- The Washington Times - Friday, May 30, 2008

Israeli Prime Minister Ehud Olmert is once again raising the issue of Golan surrender. Oddly, Mr. Olmert ought to have already learned the perils of land for nothing from his prior fiasco in the wake of last year’s Lebanon war. He claimed success for getting the Lebanese army stationed in southern Lebanon: Yet the largely Shiite military force capitulated rapidly and predictably to Hezbollah.

Significantly, any Israeli retreat from the Golan - an area roughly the size of New York City’s borough of Queens - could produce very similar losses.

Syria had already taken steps to “go nuclear.” These steps, which involved North Korea, were reportedly ended by Israel on September 6, 2007. Yet now, - and even without any pressure from Washington - Mr. Olmert is willing to consider giving up the 452-square-mile Golan Heights to Damascus.

The prime minister seems propelled by two distinct motives. He seeks to strengthen his hand in domestic politics. Perhaps, he also wants to put pressure on the Palestinians and signal that the “peace train” could leave without them. But both of his calculations are bound to boomerang.

Syria, like Iran, makes no secret of its genocidal intentions toward Israel. Both actively support a number of major terrorist groups. Syria maintains especially important links to Hamas, Palestinian Islamic Jihad, the PFLP-GC and Hezbollah - which is an Iranian proxy.

Al Qaeda, which also has close ties to Iran, could exploit new opportunities on a surrendered Golan. On May 16, Osama bin Laden - in a statement intended to coincide with celebrations of Israel’s 60th-anniversary - announced that the Palestinian cause was now at the core of his jihad. Although the Golan has no clear connection to this particular cause - and although bin Laden’s third statement of 2008 is inconsistent with previously listed al Qaeda priorities - any Golan surrender to Syria could strengthen al Qaeda. It is also true that there is no single “Palestinian cause”: There is only a myriad of different and often conflicting objectives.

Syria cannot afford to detach itself from Iran because Tehran provides the minority Allawi regime with protection against the Sunni majority in Syria. Also, Syria’s dominant position in Lebanon is contingent on Hezbollah.

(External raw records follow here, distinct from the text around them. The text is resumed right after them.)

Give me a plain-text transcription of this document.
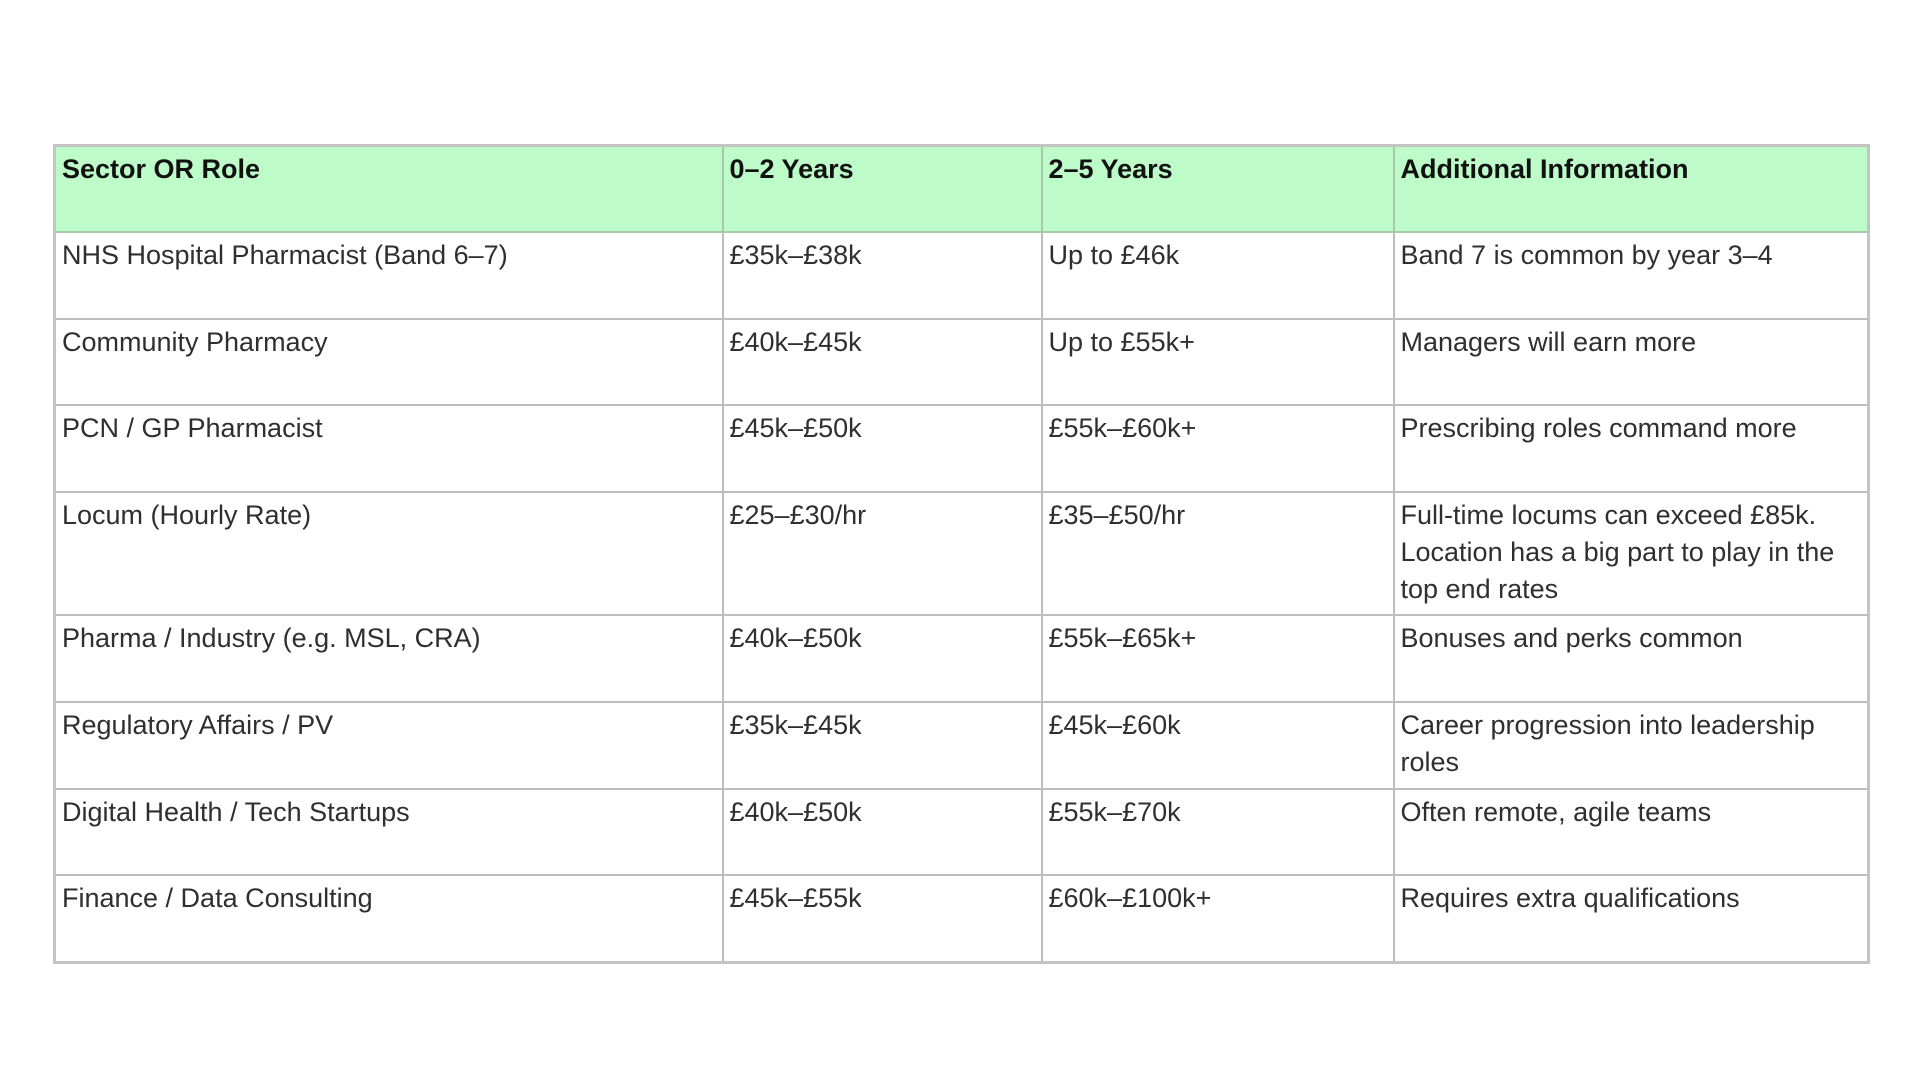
Sector OR Role	0–2 Years	2–5 Years	Additional Information
NHS Hospital Pharmacist (Band 6–7)	£35k–£38k	Up to £46k	Band 7 is common by year 3–4
Community Pharmacy	£40k–£45k	Up to £55k+	Managers will earn more
PCN / GP Pharmacist	£45k–£50k	£55k–£60k+	Prescribing roles command more
Locum (Hourly Rate)	£25–£30/hr	£35–£50/hr	Full-time locums can exceed £85k. Location has a big part to play in the top end rates
Pharma / Industry (e.g. MSL, CRA)	£40k–£50k	£55k–£65k+	Bonuses and perks common
Regulatory Affairs / PV	£35k–£45k	£45k–£60k	Career progression into leadership roles
Digital Health / Tech Startups	£40k–£50k	£55k–£70k	Often remote, agile teams
Finance / Data Consulting	£45k–£55k	£60k–£100k+	Requires extra qualifications
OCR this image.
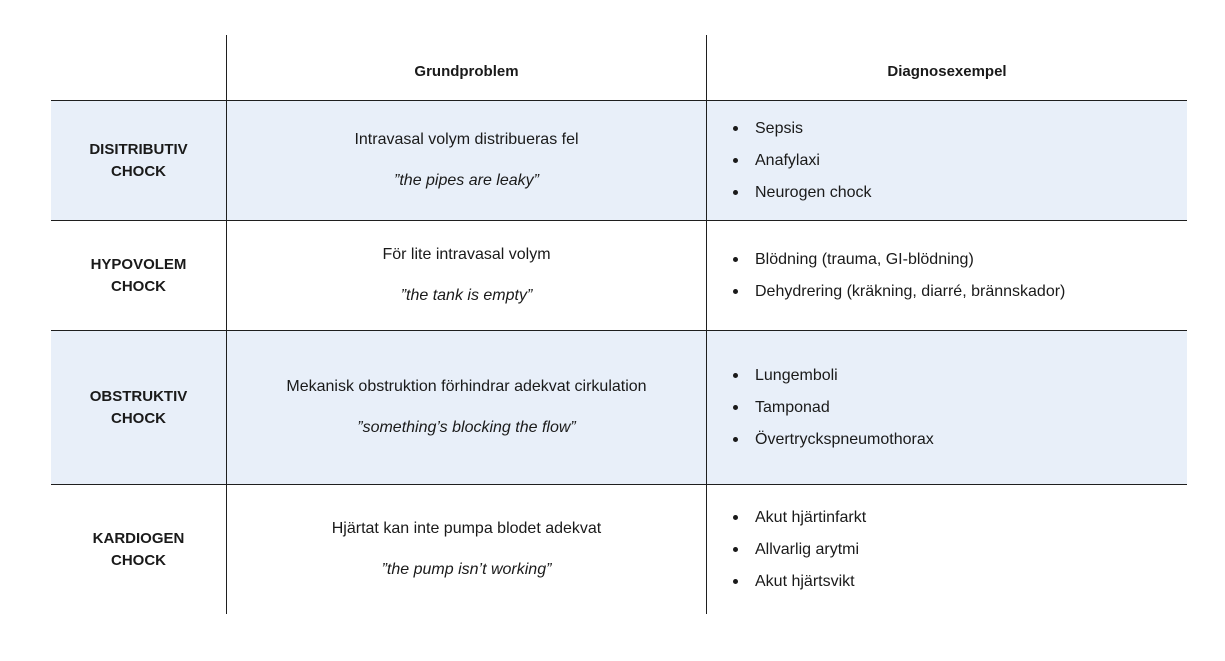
Grundproblem	Diagnosexempel
DISITRIBUTIV
CHOCK
Intravasal volym distribueras fel
”the pipes are leaky”
Sepsis
Anafylaxi
Neurogen chock
HYPOVOLEM
CHOCK
För lite intravasal volym
”the tank is empty”
Blödning (trauma, GI-blödning)
Dehydrering (kräkning, diarré, brännskador)
OBSTRUKTIV
CHOCK
Mekanisk obstruktion förhindrar adekvat cirkulation
”something’s blocking the flow”
Lungemboli
Tamponad
Övertryckspneumothorax
KARDIOGEN
CHOCK
Hjärtat kan inte pumpa blodet adekvat
”the pump isn’t working”
Akut hjärtinfarkt
Allvarlig arytmi
Akut hjärtsvikt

Any Israeli Golan withdrawal could leave the northern region of Israel open to wider Syrian or even Iranian invasion through the Jordan Valley. Over time, hundreds of assaults on the Land of Israel, west of the Jordan, have been launched from or through the Golan. A Golan withdrawal would also destroy at least 32 Jewish communities and threaten Israel’s water supply.

The Golan has long occupied a place of historic importance in the creation and re-creation of Jewish nationhood. But even from a narrow security standpoint, Mr. Olmert’s flawed reasoning lies in the gravely obvious limits of international law and diplomacy. Also problematic for Israel are ever-changing missile and satellite technologies - which could expose the Jewish state to unanticipated risks.

For security alone, the Israeli military must retain its positions on the Golan - especially on Mt. Hermon. After the June 1967 war, the U.S. Joint Chiefs of Staff issued a major report advising permanent Israeli retention of the Golan. Nothing has changed to alter the validity of this recommendation. Indeed, Golan surrender could also enlarge the prospect of war on the Lebanese front and the corollary influence of assorted terrorist factions.

Israel and the United States have coincident regional security interests. Both countries should now stand together against a determined Syrian enemy in the Middle East. It is not in Israel’s or America’s interest to encourage renewed Syrian aggression, or to enlarge opportunities for radical Islamist sanctuaries. Religion notwithstanding, operational collaboration between Shi’ite and Sunni terrorists would be likely on all fronts. Iranian intelligence first met with Osama bin Laden at the Khartoum jihadist conferences of 1992-1993.

Israel formally annexed the Golan in 1981 - after defeating Syrian aggression in June 1967, and after the Yom Kippur aggressions of October 1973. The Israeli Supreme Court has ruled conclusively on Israel’s sovereignty over the Golan: “Wherever in the law it says Israel or the State of Israel,” said the Court, “Ramat HaGolan is included.”

Neither Israel nor the United States has anything to gain from Golan surrender. Syria might agree, on paper, to some form of “demilitarization.” But once the territory is actually back in Syrian hands, the area would be quickly re-militarized by Damascus. These crucial points should not be overlooked in Jerusalem or Washington.

Louis Rene Beres is professor of international law at Purdue University and an author. Former Israeli Ambassador Zalman Shoval (1990-93 and 1998-2000) is president of the Israel America Chamber of Commerce.